Scritte omofobe e nazifasciste al “Falcone” di Gallarate: la condanna della FLC CGIL Varese

Dopo il ritrovamento di scritte omofobe e nazifasciste nei bagni dell’Istituto “Falcone” di Gallarate, la FLC CGIL Varese interviene con una nota per condannare l’accaduto, richiamare i valori della Costituzione antifascista e ribadire il ruolo educativo e civile della scuola

Nei giorni scorsi ha suscitato forte indignazione il ritrovamento di scritte omofobe e di chiara matrice nazifascista nei bagni dell’Istituto Superiore “Falcone” di Gallarate. Un episodio grave, denunciato da un docente e portato all’attenzione dell’opinione pubblica, che ha riaperto una riflessione urgente sul ruolo della scuola, sui valori costituzionali e sulle responsabilità educative delle istituzioni. La nota che segue (e che pubblichiamo integralmente) è stata scritta dalla FLC CGIL Varese, che interviene con fermezza a difesa dell’antifascismo, del rispetto e della dignità di tutte e tutti

«È di queste ore l'indignazione per la presenza di scritte omofobe e apertamente nazifasciste rinvenute nei bagni dell’Istituto Superiore “Falcone” di Gallarate. Grazie alla denuncia di un docente, e alla stampa, la notizia ha avuto risalto e ha suscitato la giusta rabbia e protesta. 

Come sindacato FLC CGIL Varese, come lavoratori della conoscenza e, soprattutto, come cittadini che credono nella Costituzione antifascista della Nostra Repubblica non possiamo che condannare con fermezza e senza esitazioni questi episodi chiedendo, come ben fatto dalla comunità Arcigay, che gli uffici competenti (ad ogni livello) prendano le dovute misure. Crediamo nella Costituzione e pensiamo che la Scuola sia il Lugo per eccellenza nel quale i valori sanciti dalla Nostra legge fondamentale debbano essere praticati e tutelati: antifascismo, solidarietà, uguaglianza e rispetto della dignità umana. 

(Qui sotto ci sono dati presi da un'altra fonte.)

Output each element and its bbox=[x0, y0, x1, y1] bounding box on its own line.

Siamo lavoratori della conoscenza, docenti e personale scolastico che tutti i giorni entrano nelle scuole e che provano, con umiltà e impegno, a mettere le mani nelle grosse solitudini di generazioni gettate in un clima di odio e di violenza quotidiana, mentre l'istruzione pubblica arranca sotto il peso di tagli continui. Abbiamo a che fare quotidianamente con ragazzi privi di guide e spaesati che non vedono e non sentono un discorso pubblico responsabile e rispettoso e ci chiediamo quale sia il ruolo che la Scuola, come presidio di crescita individuale e collettiva, debba offrire. Quando degli adolescenti credono e inneggiano ai periodi più bui della nostra storia, quando giovani e giovanissimi si possono sentire in pericolo per la loro identità e per il loro orientamento sessuale vuol dire che sussiste una grossa lacuna educativa e sociale che chiama alle responsabilità tutti: dai singoli ai collettivi ma, in primis, alle istituzioni. 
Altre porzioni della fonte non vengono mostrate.